Une trilogie de silkpunk avec des pirates sur des navires aériens, avec par-dessus le marché une magie fondée sur l’origami : à première vue, ça fait beaucoup. On pourrait même penser qu’Ann Sei Lin s’est contentée d’accumuler des concepts vendeurs. Eh bien ça marche !
La magie mise en scène, la maîtrise du pliage de papier pour le transformer en armes et même en créatures animées parfois très complexe, n’est pas courante et attise la curiosité. L’intrigue n’est pas d’une originalité folle mais rondement menée, avec tous les rebondissements que l’on peut souhaiter dans une telle aventure pile là où il faut. Dès le début, le rythme est enlevé et les péripéties s’enchaînent ainsi que les rencontres de Kurara, amicales comme hostiles. L’accélération est très nette dans les dernières dizaines de pages jusqu’à même être parfois excessive. L’autrice donne alors l’impression de pousser une fin trop rapide qui ne laisse pas assez le temps au lecteur de prendre la mesure des derniers rebondissements.
Point positif, ce rythme à perdre haleine (et le public ciblé, plus jeunesse que young adult) permet d’échapper à ce qui semble actuellement incontournable dans tant de livres de cette catégorie : la romance, trop souvent intégrée au chausse-pied. Ici, pas le temps de conter fleurette, Kurara a vraiment autre chose à faire de ses journées, merci !
En revanche, c’est l’amitié qui guide l’héroïne. Kurara est prête à tout pour sauver son ami, y compris quitter tout ce qu’elle connaissait, joindre un équipage pirate et tenter de devenir la meilleure pliomage de l’empire pour espérer rencontrer la princesse qui le sauverait. Figure volontaire et marquante qui sort du lot de beaucoup de personnages jeunesse actuels, elle part de rien et elle va déployer toute son audace, son énergie et son talent pour surmonter les obstacles rencontrés dans l’aventure.
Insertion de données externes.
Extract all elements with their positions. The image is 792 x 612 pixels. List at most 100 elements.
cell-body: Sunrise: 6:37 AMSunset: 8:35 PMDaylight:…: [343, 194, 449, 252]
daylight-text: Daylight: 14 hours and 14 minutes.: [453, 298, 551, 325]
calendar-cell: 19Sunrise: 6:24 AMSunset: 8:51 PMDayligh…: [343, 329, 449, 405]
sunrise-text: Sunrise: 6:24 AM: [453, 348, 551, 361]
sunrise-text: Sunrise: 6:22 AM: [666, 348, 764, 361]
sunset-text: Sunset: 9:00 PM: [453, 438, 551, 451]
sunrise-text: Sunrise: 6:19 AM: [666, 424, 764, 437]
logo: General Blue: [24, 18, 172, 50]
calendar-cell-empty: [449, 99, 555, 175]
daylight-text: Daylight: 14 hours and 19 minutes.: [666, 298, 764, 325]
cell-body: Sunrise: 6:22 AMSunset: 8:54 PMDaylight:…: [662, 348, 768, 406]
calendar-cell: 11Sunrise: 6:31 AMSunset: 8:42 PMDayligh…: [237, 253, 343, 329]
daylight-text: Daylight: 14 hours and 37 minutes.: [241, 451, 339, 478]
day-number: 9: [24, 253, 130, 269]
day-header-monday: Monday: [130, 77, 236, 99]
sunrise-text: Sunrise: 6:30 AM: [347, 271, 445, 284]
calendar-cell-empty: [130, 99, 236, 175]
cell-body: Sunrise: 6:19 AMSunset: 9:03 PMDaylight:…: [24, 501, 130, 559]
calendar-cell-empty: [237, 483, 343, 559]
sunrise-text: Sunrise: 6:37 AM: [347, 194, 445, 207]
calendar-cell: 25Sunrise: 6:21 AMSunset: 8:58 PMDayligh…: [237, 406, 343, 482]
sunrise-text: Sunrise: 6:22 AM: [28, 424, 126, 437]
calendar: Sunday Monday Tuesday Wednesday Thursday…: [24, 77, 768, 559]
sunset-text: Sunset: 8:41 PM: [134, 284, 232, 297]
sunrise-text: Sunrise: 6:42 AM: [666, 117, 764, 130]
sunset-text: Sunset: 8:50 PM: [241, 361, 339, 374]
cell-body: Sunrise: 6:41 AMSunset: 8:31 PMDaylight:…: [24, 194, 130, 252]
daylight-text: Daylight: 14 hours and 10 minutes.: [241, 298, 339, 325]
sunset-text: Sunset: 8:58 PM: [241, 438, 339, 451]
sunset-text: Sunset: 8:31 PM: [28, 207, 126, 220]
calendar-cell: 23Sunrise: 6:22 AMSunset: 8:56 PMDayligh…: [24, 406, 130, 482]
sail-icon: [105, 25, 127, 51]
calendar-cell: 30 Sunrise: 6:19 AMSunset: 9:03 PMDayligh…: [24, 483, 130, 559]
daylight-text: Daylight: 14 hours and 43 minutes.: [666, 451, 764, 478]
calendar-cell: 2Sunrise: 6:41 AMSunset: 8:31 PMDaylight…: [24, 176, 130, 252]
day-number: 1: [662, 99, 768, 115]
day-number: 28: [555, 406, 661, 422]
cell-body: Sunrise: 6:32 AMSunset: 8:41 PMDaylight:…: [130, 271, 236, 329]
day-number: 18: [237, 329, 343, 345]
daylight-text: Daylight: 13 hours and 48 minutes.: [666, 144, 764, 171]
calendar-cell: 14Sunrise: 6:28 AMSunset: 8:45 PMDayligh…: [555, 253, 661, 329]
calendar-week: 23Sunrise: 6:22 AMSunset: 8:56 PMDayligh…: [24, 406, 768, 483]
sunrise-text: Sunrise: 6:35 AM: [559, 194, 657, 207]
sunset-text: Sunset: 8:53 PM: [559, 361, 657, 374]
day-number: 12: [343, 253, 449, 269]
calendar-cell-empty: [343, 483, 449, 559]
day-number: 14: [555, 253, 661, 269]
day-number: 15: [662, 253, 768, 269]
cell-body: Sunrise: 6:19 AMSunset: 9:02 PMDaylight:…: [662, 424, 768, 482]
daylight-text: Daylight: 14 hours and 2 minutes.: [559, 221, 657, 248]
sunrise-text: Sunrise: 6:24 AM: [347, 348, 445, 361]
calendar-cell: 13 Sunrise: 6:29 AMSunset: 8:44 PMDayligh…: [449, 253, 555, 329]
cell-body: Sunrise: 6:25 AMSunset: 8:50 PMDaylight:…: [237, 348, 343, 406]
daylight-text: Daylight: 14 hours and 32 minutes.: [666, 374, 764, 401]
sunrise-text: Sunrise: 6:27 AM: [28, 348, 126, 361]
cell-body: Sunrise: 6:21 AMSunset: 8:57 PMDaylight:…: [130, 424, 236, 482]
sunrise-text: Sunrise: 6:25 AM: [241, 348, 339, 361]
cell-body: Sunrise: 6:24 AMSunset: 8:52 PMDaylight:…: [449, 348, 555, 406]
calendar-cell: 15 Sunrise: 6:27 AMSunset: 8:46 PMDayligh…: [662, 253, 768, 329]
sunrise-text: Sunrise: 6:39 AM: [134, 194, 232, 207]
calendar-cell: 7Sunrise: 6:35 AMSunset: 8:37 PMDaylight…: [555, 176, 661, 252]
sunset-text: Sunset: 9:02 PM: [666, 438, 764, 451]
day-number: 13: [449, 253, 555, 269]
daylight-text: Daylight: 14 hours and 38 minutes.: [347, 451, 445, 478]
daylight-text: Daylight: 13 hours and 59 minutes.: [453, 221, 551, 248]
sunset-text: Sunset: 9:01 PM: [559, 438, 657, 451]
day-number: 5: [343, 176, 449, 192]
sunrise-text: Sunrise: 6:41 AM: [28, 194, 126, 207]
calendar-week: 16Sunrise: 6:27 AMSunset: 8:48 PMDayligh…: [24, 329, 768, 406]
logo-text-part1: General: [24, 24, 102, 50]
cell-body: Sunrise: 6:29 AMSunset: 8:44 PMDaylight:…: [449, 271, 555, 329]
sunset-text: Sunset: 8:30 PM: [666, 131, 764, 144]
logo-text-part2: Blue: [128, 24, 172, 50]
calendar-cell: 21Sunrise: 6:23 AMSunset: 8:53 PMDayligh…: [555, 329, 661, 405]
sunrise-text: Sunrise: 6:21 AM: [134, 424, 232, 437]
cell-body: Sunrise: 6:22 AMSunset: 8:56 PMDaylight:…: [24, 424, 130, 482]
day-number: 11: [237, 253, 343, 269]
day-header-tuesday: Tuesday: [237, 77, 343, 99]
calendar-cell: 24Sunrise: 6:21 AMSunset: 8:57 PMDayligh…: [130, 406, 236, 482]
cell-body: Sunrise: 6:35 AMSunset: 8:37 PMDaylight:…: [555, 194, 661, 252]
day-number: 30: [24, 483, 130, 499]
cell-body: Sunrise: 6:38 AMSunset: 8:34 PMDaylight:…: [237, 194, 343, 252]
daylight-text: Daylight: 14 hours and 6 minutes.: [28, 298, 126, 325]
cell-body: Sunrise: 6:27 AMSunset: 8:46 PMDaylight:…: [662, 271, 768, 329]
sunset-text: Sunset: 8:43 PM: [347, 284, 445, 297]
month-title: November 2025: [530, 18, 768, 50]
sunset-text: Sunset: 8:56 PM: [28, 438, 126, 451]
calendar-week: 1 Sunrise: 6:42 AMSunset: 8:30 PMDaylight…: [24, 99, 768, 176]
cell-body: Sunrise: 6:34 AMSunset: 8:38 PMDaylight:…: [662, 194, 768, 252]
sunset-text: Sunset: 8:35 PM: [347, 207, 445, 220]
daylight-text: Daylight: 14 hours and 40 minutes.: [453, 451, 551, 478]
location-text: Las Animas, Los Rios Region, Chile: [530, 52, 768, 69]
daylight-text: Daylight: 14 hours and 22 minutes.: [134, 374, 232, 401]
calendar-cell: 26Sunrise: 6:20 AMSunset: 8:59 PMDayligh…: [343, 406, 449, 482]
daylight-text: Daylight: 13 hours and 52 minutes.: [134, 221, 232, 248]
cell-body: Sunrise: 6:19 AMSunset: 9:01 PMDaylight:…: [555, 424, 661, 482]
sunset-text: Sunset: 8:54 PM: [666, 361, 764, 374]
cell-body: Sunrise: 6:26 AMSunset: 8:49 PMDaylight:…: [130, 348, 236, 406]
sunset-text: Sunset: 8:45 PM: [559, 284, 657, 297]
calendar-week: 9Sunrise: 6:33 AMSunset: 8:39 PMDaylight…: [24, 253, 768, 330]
Elle perd ainsi progressivement ses illusions et sa naïveté d’enfance pour se découvrir une grande force.
Les autres personnages ne sont pas en reste, chacun poussé par ses propres motivations et déterminé à se libérer et se réaliser.
Les gros points forts du roman sont ainsi l’originalité de son univers, dont l’esthétique ne déparerait pas au studio Ghibli, et ces personnages que l’on suit en frémissant de frayeur avec eux ou de colère contre eux lorsqu’ils s’opposent à l’héroïne. Comme souvent dans ce genre de situation et particulièrement en jeunesse, les monstres ne sont pas tellement ceux que l’on dit, mais bien plutôt ceux qui les manipulent dans l’ombre !
Cela en fait un récit très humain, dans un monde avec tous ses conflits et ses cruautés abordés à la hauteur d’une jeune adolescente.
Ce roman ne s’adresse donc pas à des lecteurs qui chercheraient une grande complexité dans l’intrigue ou une grande profondeur philosophique – encore que certains passages et particulièrement la fin de ce tome 1 laissent présager une certaine réflexion sur ce que c’est qu’être une personne en vie. C’est en tout cas un bon roman d’aventure jeunesse, avec des passages obligés mais beaucoup d’âme, plein de la force de l’amitié et de l’aspiration à la liberté.